Friday, May 13, 2005

The man in the low castle 

Great many bloggers and commentators have already landed on Pat Buchanan like a ton of bricks for his stupid column, in which he questions whether it was worth fighting World War Two, since at the end of it Eastern and Central Europe had ended up not free but under the Soviet domination. I was somewhat reluctant to join in the fray, since others have already covered every possible ground, but as somebody who actually comes from the part of the world that Buchanan seems so concerned about, I couldn’t resist putting in my two cents (or two Polish grosze).

Give Buchanan his due – he’s an old style isolationist and sticks to his faith consistently and consequently. The hell might take the rest of the world and the devil himself hold the dominion, but Buchanan would be quite happy and unconcerned so long as the flames stop just off-shore. There is no inkling in his piece that civilized nations might have some sort of a moral duty to resist unprovoked aggression, or confront evil, such as the Nazi Germany undoubtedly was. There is no mention of the Jews and the Holocaust, either (but to be fair, stopping the genocide was never actually one of the Allies’ main rationales for going to war). One can argue with Buchanan on all these points, but at least they have solid basis in his world-view, however twisted it is.

What I want to take Buchanan on are two points, one specific and one general. Starting with the former, this quote struck me as particularly silly:
True, U.S. and British troops liberated France, Holland and Belgium from Nazi occupation. But before Britain declared war on Germany, France, Holland and Belgium did not need to be liberated. They were free. They were only invaded and occupied after Britain and France declared war on Germany – on behalf of Poland.
The portrayal of Hitler as an essentially non-expansionist and non-aggressive leader, who was only provoked into invading the Western Europe by the rash and unjustified actions of Britain in France, smacks of the worst type of historical revisionism. True, Hitler was largely set on an Eastern expansion of the Reich and on racial grounds he was fonder of the more Aryan Westerners than he was of Slavs, but no serious historian had ever argued that the Nazi masterplan involved anything else but the eventual total German domination over the whole of Europe (and eventually beyond), a sort of an European Union under a jackboot and swastika, ruled from Berlin and not Brussels.

Secondly, let’s look at the general point that fighting the war was not worth it because at the end of it Eastern and Central Europe had replaced Hitler’s tyranny with a worse tyranny of Stalin. Sadly, it appears that Buchanan knows as little about Nazism as he does about communism, a case of isolationism of one’s mind as much as of one’s politics.

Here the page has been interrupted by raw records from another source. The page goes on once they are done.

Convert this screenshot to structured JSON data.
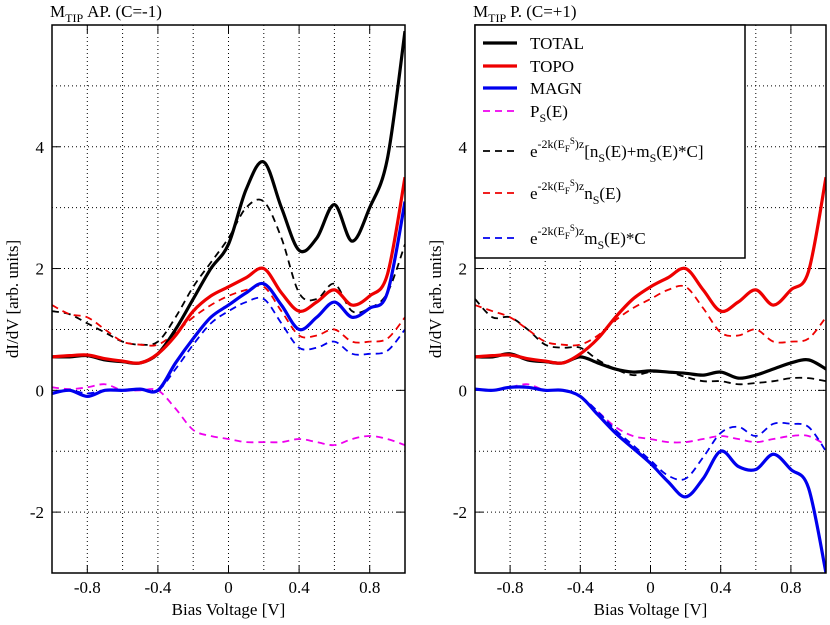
{
  "chart_data": [
    {
      "type": "line",
      "title": {
        "main": "M",
        "sub": "TIP",
        "rest": "AP. (C=-1)"
      },
      "x_label": "Bias Voltage [V]",
      "y_label": "dI/dV [arb. units]",
      "xlim": [
        -1,
        1
      ],
      "xticks": [
        -0.8,
        -0.4,
        0,
        0.4,
        0.8
      ],
      "xminor": [
        -0.6,
        -0.2,
        0.2,
        0.6
      ],
      "ylim": [
        -3,
        6
      ],
      "yticks": [
        -2,
        0,
        2,
        4
      ],
      "yminor": [
        -1,
        1,
        3,
        5
      ],
      "grid": true,
      "x": [
        -1,
        -0.9,
        -0.8,
        -0.7,
        -0.6,
        -0.5,
        -0.4,
        -0.3,
        -0.2,
        -0.1,
        0,
        0.1,
        0.2,
        0.3,
        0.4,
        0.5,
        0.6,
        0.7,
        0.8,
        0.9,
        1
      ],
      "series": [
        {
          "color": "#000000",
          "dash": false,
          "values": [
            0.55,
            0.55,
            0.57,
            0.5,
            0.47,
            0.45,
            0.6,
            1.0,
            1.5,
            2.0,
            2.4,
            3.3,
            3.75,
            3.0,
            2.3,
            2.5,
            3.05,
            2.45,
            3.0,
            3.8,
            5.9
          ]
        },
        {
          "color": "#ee0000",
          "dash": false,
          "values": [
            0.55,
            0.57,
            0.58,
            0.52,
            0.48,
            0.45,
            0.6,
            0.9,
            1.3,
            1.55,
            1.7,
            1.85,
            2.0,
            1.6,
            1.3,
            1.45,
            1.65,
            1.4,
            1.55,
            1.9,
            3.5
          ]
        },
        {
          "color": "#0000ee",
          "dash": false,
          "values": [
            -0.05,
            0,
            -0.1,
            0,
            0,
            0.02,
            0,
            0.45,
            0.85,
            1.2,
            1.4,
            1.6,
            1.75,
            1.4,
            1.0,
            1.2,
            1.45,
            1.2,
            1.35,
            1.6,
            3.1
          ]
        },
        {
          "color": "#ee00ee",
          "dash": true,
          "values": [
            0.05,
            0.02,
            0.05,
            0.1,
            0,
            0,
            0,
            -0.3,
            -0.65,
            -0.75,
            -0.8,
            -0.85,
            -0.85,
            -0.85,
            -0.8,
            -0.85,
            -0.9,
            -0.8,
            -0.75,
            -0.8,
            -0.9
          ]
        },
        {
          "color": "#000000",
          "dash": true,
          "values": [
            1.3,
            1.25,
            1.1,
            0.95,
            0.8,
            0.75,
            0.8,
            1.2,
            1.7,
            2.1,
            2.5,
            3.0,
            3.1,
            2.5,
            1.6,
            1.5,
            1.75,
            1.3,
            1.35,
            1.6,
            2.4
          ]
        },
        {
          "color": "#ee0000",
          "dash": true,
          "values": [
            1.4,
            1.25,
            1.2,
            1.0,
            0.8,
            0.75,
            0.75,
            0.95,
            1.2,
            1.4,
            1.55,
            1.65,
            1.7,
            1.3,
            0.9,
            0.9,
            1.0,
            0.8,
            0.8,
            0.85,
            1.2
          ]
        },
        {
          "color": "#0000ee",
          "dash": true,
          "values": [
            -0.05,
            0,
            -0.05,
            0,
            0,
            0.02,
            0,
            0.35,
            0.75,
            1.1,
            1.3,
            1.45,
            1.5,
            1.1,
            0.7,
            0.7,
            0.8,
            0.6,
            0.6,
            0.65,
            1.0
          ]
        }
      ]
    },
    {
      "type": "line",
      "title": {
        "main": "M",
        "sub": "TIP",
        "rest": "P. (C=+1)"
      },
      "x_label": "Bias Voltage [V]",
      "y_label": "dI/dV [arb. units]",
      "xlim": [
        -1,
        1
      ],
      "xticks": [
        -0.8,
        -0.4,
        0,
        0.4,
        0.8
      ],
      "xminor": [
        -0.6,
        -0.2,
        0.2,
        0.6
      ],
      "ylim": [
        -3,
        6
      ],
      "yticks": [
        -2,
        0,
        2,
        4
      ],
      "yminor": [
        -1,
        1,
        3,
        5
      ],
      "grid": true,
      "legend": "top-left",
      "x": [
        -1,
        -0.9,
        -0.8,
        -0.7,
        -0.6,
        -0.5,
        -0.4,
        -0.3,
        -0.2,
        -0.1,
        0,
        0.1,
        0.2,
        0.3,
        0.4,
        0.5,
        0.6,
        0.7,
        0.8,
        0.9,
        1
      ],
      "series": [
        {
          "name": [
            {
              "t": "TOTAL"
            }
          ],
          "color": "#000000",
          "dash": false,
          "values": [
            0.55,
            0.55,
            0.6,
            0.5,
            0.47,
            0.45,
            0.55,
            0.45,
            0.35,
            0.3,
            0.32,
            0.3,
            0.28,
            0.25,
            0.3,
            0.2,
            0.25,
            0.35,
            0.45,
            0.5,
            0.35
          ]
        },
        {
          "name": [
            {
              "t": "TOPO"
            }
          ],
          "color": "#ee0000",
          "dash": false,
          "values": [
            0.55,
            0.57,
            0.58,
            0.52,
            0.48,
            0.45,
            0.6,
            0.85,
            1.2,
            1.5,
            1.7,
            1.85,
            2.0,
            1.65,
            1.3,
            1.45,
            1.65,
            1.4,
            1.65,
            1.95,
            3.5
          ]
        },
        {
          "name": [
            {
              "t": "MAGN"
            }
          ],
          "color": "#0000ee",
          "dash": false,
          "values": [
            0.02,
            0,
            0.05,
            0.05,
            0,
            0,
            -0.1,
            -0.4,
            -0.7,
            -0.95,
            -1.2,
            -1.5,
            -1.75,
            -1.45,
            -1.0,
            -1.25,
            -1.3,
            -1.05,
            -1.3,
            -1.6,
            -3.0
          ]
        },
        {
          "name": [
            {
              "t": "P"
            },
            {
              "t": "S",
              "s": "sub"
            },
            {
              "t": "(E)"
            }
          ],
          "color": "#ee00ee",
          "dash": true,
          "values": [
            0.02,
            0,
            0.05,
            0.1,
            0,
            0,
            -0.1,
            -0.35,
            -0.6,
            -0.75,
            -0.8,
            -0.85,
            -0.85,
            -0.8,
            -0.75,
            -0.8,
            -0.85,
            -0.8,
            -0.75,
            -0.75,
            -0.9
          ]
        },
        {
          "name": [
            {
              "t": "e"
            },
            {
              "t": "-2k(E",
              "s": "sup"
            },
            {
              "t": "F",
              "s": "supsub"
            },
            {
              "t": "S",
              "s": "supsup"
            },
            {
              "t": ")z",
              "s": "sup"
            },
            {
              "t": "[n"
            },
            {
              "t": "S",
              "s": "sub"
            },
            {
              "t": "(E)+m"
            },
            {
              "t": "S",
              "s": "sub"
            },
            {
              "t": "(E)*C]"
            }
          ],
          "color": "#000000",
          "dash": true,
          "values": [
            1.5,
            1.2,
            1.2,
            1.0,
            0.75,
            0.7,
            0.7,
            0.5,
            0.35,
            0.25,
            0.3,
            0.3,
            0.22,
            0.15,
            0.15,
            0.1,
            0.12,
            0.15,
            0.2,
            0.2,
            0.15
          ]
        },
        {
          "name": [
            {
              "t": "e"
            },
            {
              "t": "-2k(E",
              "s": "sup"
            },
            {
              "t": "F",
              "s": "supsub"
            },
            {
              "t": "S",
              "s": "supsup"
            },
            {
              "t": ")z",
              "s": "sup"
            },
            {
              "t": "n"
            },
            {
              "t": "S",
              "s": "sub"
            },
            {
              "t": "(E)"
            }
          ],
          "color": "#ee0000",
          "dash": true,
          "values": [
            1.4,
            1.3,
            1.2,
            1.0,
            0.8,
            0.75,
            0.75,
            0.9,
            1.15,
            1.35,
            1.5,
            1.65,
            1.7,
            1.35,
            0.95,
            0.9,
            1.0,
            0.8,
            0.8,
            0.85,
            1.2
          ]
        },
        {
          "name": [
            {
              "t": "e"
            },
            {
              "t": "-2k(E",
              "s": "sup"
            },
            {
              "t": "F",
              "s": "supsub"
            },
            {
              "t": "S",
              "s": "supsup"
            },
            {
              "t": ")z",
              "s": "sup"
            },
            {
              "t": "m"
            },
            {
              "t": "S",
              "s": "sub"
            },
            {
              "t": "(E)*C"
            }
          ],
          "color": "#0000ee",
          "dash": true,
          "values": [
            0.02,
            0,
            0.05,
            0.05,
            0,
            0,
            -0.1,
            -0.35,
            -0.65,
            -0.9,
            -1.15,
            -1.4,
            -1.45,
            -1.1,
            -0.7,
            -0.6,
            -0.75,
            -0.55,
            -0.55,
            -0.6,
            -1.0
          ]
        }
      ]
    }
  ]
}
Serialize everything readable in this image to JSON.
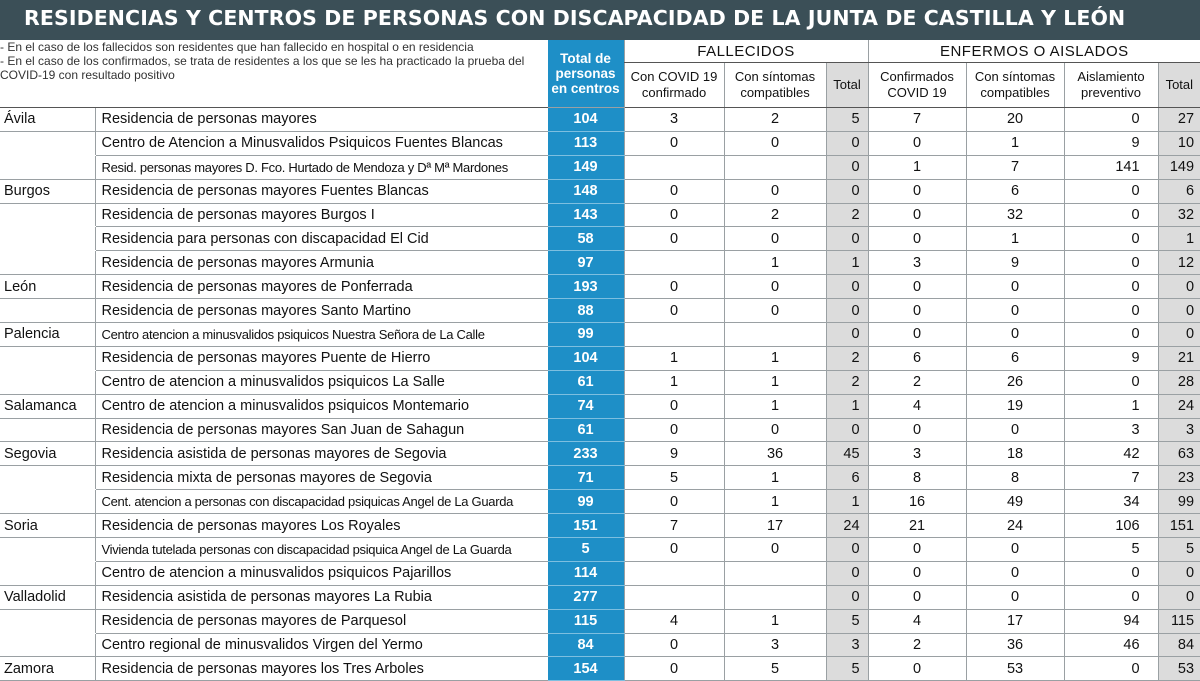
{
  "title": "RESIDENCIAS Y CENTROS DE PERSONAS CON DISCAPACIDAD DE LA JUNTA DE CASTILLA Y LEÓN",
  "notes": [
    "- En el caso de los fallecidos son residentes que han fallecido en hospital o en residencia",
    "- En el caso de los confirmados, se trata de residentes a los que se les ha practicado la prueba del COVID-19 con resultado positivo"
  ],
  "headers": {
    "total_personas": "Total de personas en centros",
    "fallecidos": "FALLECIDOS",
    "enfermos": "ENFERMOS O AISLADOS",
    "f_covid": "Con COVID 19 confirmado",
    "f_sintomas": "Con síntomas compatibles",
    "f_total": "Total",
    "e_confirmados": "Confirmados COVID 19",
    "e_sintomas": "Con síntomas compatibles",
    "e_aislamiento": "Aislamiento preventivo",
    "e_total": "Total"
  },
  "colors": {
    "title_bar": "#3b4f57",
    "accent": "#1e8fc7",
    "shade": "#dcdcdc"
  },
  "rows": [
    {
      "prov": "Ávila",
      "centre": "Residencia de personas mayores",
      "total": "104",
      "fc": "3",
      "fs": "2",
      "ft": "5",
      "ec": "7",
      "es": "20",
      "ea": "0",
      "et": "27"
    },
    {
      "prov": "",
      "centre": "Centro de Atencion a Minusvalidos Psiquicos  Fuentes Blancas",
      "total": "113",
      "fc": "0",
      "fs": "0",
      "ft": "0",
      "ec": "0",
      "es": "1",
      "ea": "9",
      "et": "10"
    },
    {
      "prov": "",
      "centre": "Resid. personas mayores  D. Fco. Hurtado de Mendoza y Dª Mª Mardones",
      "total": "149",
      "fc": "",
      "fs": "",
      "ft": "0",
      "ec": "1",
      "es": "7",
      "ea": "141",
      "et": "149"
    },
    {
      "prov": "Burgos",
      "centre": "Residencia de personas mayores  Fuentes Blancas",
      "total": "148",
      "fc": "0",
      "fs": "0",
      "ft": "0",
      "ec": "0",
      "es": "6",
      "ea": "0",
      "et": "6"
    },
    {
      "prov": "",
      "centre": "Residencia de personas mayores Burgos I",
      "total": "143",
      "fc": "0",
      "fs": "2",
      "ft": "2",
      "ec": "0",
      "es": "32",
      "ea": "0",
      "et": "32"
    },
    {
      "prov": "",
      "centre": "Residencia para personas con discapacidad El Cid",
      "total": "58",
      "fc": "0",
      "fs": "0",
      "ft": "0",
      "ec": "0",
      "es": "1",
      "ea": "0",
      "et": "1"
    },
    {
      "prov": "",
      "centre": "Residencia de personas mayores Armunia",
      "total": "97",
      "fc": "",
      "fs": "1",
      "ft": "1",
      "ec": "3",
      "es": "9",
      "ea": "0",
      "et": "12"
    },
    {
      "prov": "León",
      "centre": "Residencia de personas mayores de Ponferrada",
      "total": "193",
      "fc": "0",
      "fs": "0",
      "ft": "0",
      "ec": "0",
      "es": "0",
      "ea": "0",
      "et": "0"
    },
    {
      "prov": "",
      "centre": "Residencia de personas mayores Santo Martino",
      "total": "88",
      "fc": "0",
      "fs": "0",
      "ft": "0",
      "ec": "0",
      "es": "0",
      "ea": "0",
      "et": "0"
    },
    {
      "prov": "Palencia",
      "centre": "Centro atencion a minusvalidos psiquicos Nuestra Señora de La Calle",
      "total": "99",
      "fc": "",
      "fs": "",
      "ft": "0",
      "ec": "0",
      "es": "0",
      "ea": "0",
      "et": "0"
    },
    {
      "prov": "",
      "centre": "Residencia de personas mayores Puente de Hierro",
      "total": "104",
      "fc": "1",
      "fs": "1",
      "ft": "2",
      "ec": "6",
      "es": "6",
      "ea": "9",
      "et": "21"
    },
    {
      "prov": "",
      "centre": "Centro de atencion a minusvalidos psiquicos  La Salle",
      "total": "61",
      "fc": "1",
      "fs": "1",
      "ft": "2",
      "ec": "2",
      "es": "26",
      "ea": "0",
      "et": "28"
    },
    {
      "prov": "Salamanca",
      "centre": "Centro de atencion a minusvalidos psiquicos Montemario",
      "total": "74",
      "fc": "0",
      "fs": "1",
      "ft": "1",
      "ec": "4",
      "es": "19",
      "ea": "1",
      "et": "24"
    },
    {
      "prov": "",
      "centre": "Residencia de personas mayores San Juan de Sahagun",
      "total": "61",
      "fc": "0",
      "fs": "0",
      "ft": "0",
      "ec": "0",
      "es": "0",
      "ea": "3",
      "et": "3"
    },
    {
      "prov": "Segovia",
      "centre": "Residencia asistida de personas mayores de Segovia",
      "total": "233",
      "fc": "9",
      "fs": "36",
      "ft": "45",
      "ec": "3",
      "es": "18",
      "ea": "42",
      "et": "63"
    },
    {
      "prov": "",
      "centre": "Residencia mixta de personas mayores de Segovia",
      "total": "71",
      "fc": "5",
      "fs": "1",
      "ft": "6",
      "ec": "8",
      "es": "8",
      "ea": "7",
      "et": "23"
    },
    {
      "prov": "",
      "centre": "Cent. atencion a personas con discapacidad psiquicas  Angel de La Guarda",
      "total": "99",
      "fc": "0",
      "fs": "1",
      "ft": "1",
      "ec": "16",
      "es": "49",
      "ea": "34",
      "et": "99"
    },
    {
      "prov": "Soria",
      "centre": "Residencia de personas mayores  Los Royales",
      "total": "151",
      "fc": "7",
      "fs": "17",
      "ft": "24",
      "ec": "21",
      "es": "24",
      "ea": "106",
      "et": "151"
    },
    {
      "prov": "",
      "centre": "Vivienda tutelada personas con discapacidad psiquica  Angel de La Guarda",
      "total": "5",
      "fc": "0",
      "fs": "0",
      "ft": "0",
      "ec": "0",
      "es": "0",
      "ea": "5",
      "et": "5"
    },
    {
      "prov": "",
      "centre": "Centro de atencion a minusvalidos psiquicos Pajarillos",
      "total": "114",
      "fc": "",
      "fs": "",
      "ft": "0",
      "ec": "0",
      "es": "0",
      "ea": "0",
      "et": "0"
    },
    {
      "prov": "Valladolid",
      "centre": "Residencia asistida de personas mayores La Rubia",
      "total": "277",
      "fc": "",
      "fs": "",
      "ft": "0",
      "ec": "0",
      "es": "0",
      "ea": "0",
      "et": "0"
    },
    {
      "prov": "",
      "centre": "Residencia de personas mayores de Parquesol",
      "total": "115",
      "fc": "4",
      "fs": "1",
      "ft": "5",
      "ec": "4",
      "es": "17",
      "ea": "94",
      "et": "115"
    },
    {
      "prov": "",
      "centre": "Centro regional de minusvalidos Virgen del Yermo",
      "total": "84",
      "fc": "0",
      "fs": "3",
      "ft": "3",
      "ec": "2",
      "es": "36",
      "ea": "46",
      "et": "84"
    },
    {
      "prov": "Zamora",
      "centre": "Residencia de personas mayores los Tres Arboles",
      "total": "154",
      "fc": "0",
      "fs": "5",
      "ft": "5",
      "ec": "0",
      "es": "53",
      "ea": "0",
      "et": "53"
    }
  ]
}
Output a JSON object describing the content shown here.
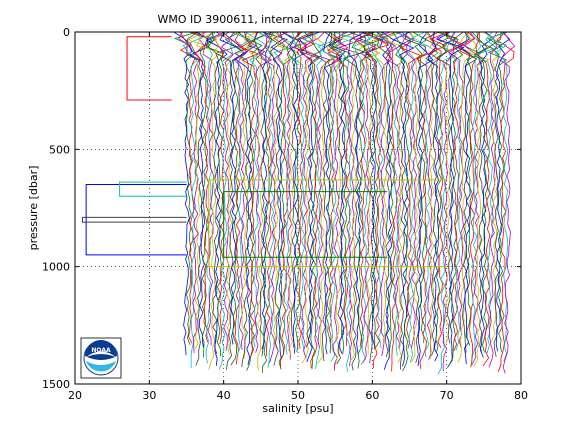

To Hitler and the Nazi hierarchy, the Slavs were subhumans –untermenchen. Their plan for the conquest and colonization of the East, or finding lebensraum for the German people, involved the decapitation of local societies through extermination of their elites – basically, anyone with education above high school was to be gotten rid off to leave the masses leaderless. The rest of the population was to be kept at a slave level and over the course of one or two decades slowly worked to death, with the remainder perhaps to be eventually expelled beyond the Urals.

I have no quarrel with the view that Stalin was a bloodthirsty tyrant – he clearly killed more people than Hitler had ever managed, although partly, I’m sure, because his reign of terror lasted longer. The point though with respect to Eastern and Central Europe is that the great majority of Stalin’s victims were his own people.

No, what happened in the region from 1944 onwards was not liberation, and certainly at least hundreds of thousands of Stalin’s enemies there were murdered, millions more persecuted, and the whole populations denied a chance of freedom and prosperity for the next four and a half decades. But whereas Hitler wanted the Slavs dead, Stalin merely wanted them as his obedient subjects. I would have preferred for Poland and other countries in the region to have been liberated by the US Army, but given a choice between a continuing Nazi occupation and a Soviet “liberation”, I have no doubt which one I would choose. Had Hitler’s grand dream of the Thousand Year Reich worked out, I would not have been born. I’m sure this would have made some of my critics happy but I personally rather like being alive.

So I appreciate the suffering and the sacrifice of the hundreds of millions caught in the maelstrom of war. I understand that in practical terms there was not much that the West could have done in 1945 or after to roll back the Soviets from Eastern and Central Europe (although more honesty among the Western elites would not have gone astray), but I also appreciate that, with various degrees of determination and seriousness, the West had stood ground over the next few decades of the Cold War, to eventually see the Evil Empire collapse and thus see the Second World War finally end for us Poles and other brotherly nations.

By the way, bonus points for those who picked the allusion in the title of the post to Philip K Dick's alternative history, "The Man in the High Castle", which takes place in North America whose west coast has been occupied by the Japanese and the east coast by the Nazis, with a neutral American buffer zone stuck in between at the mercy of both. In this dystopia, a man is writing an alternative history where the Allies have actually won the war. Sadly, Pat Buchanan is writing another one, where the Allies haven't even tried.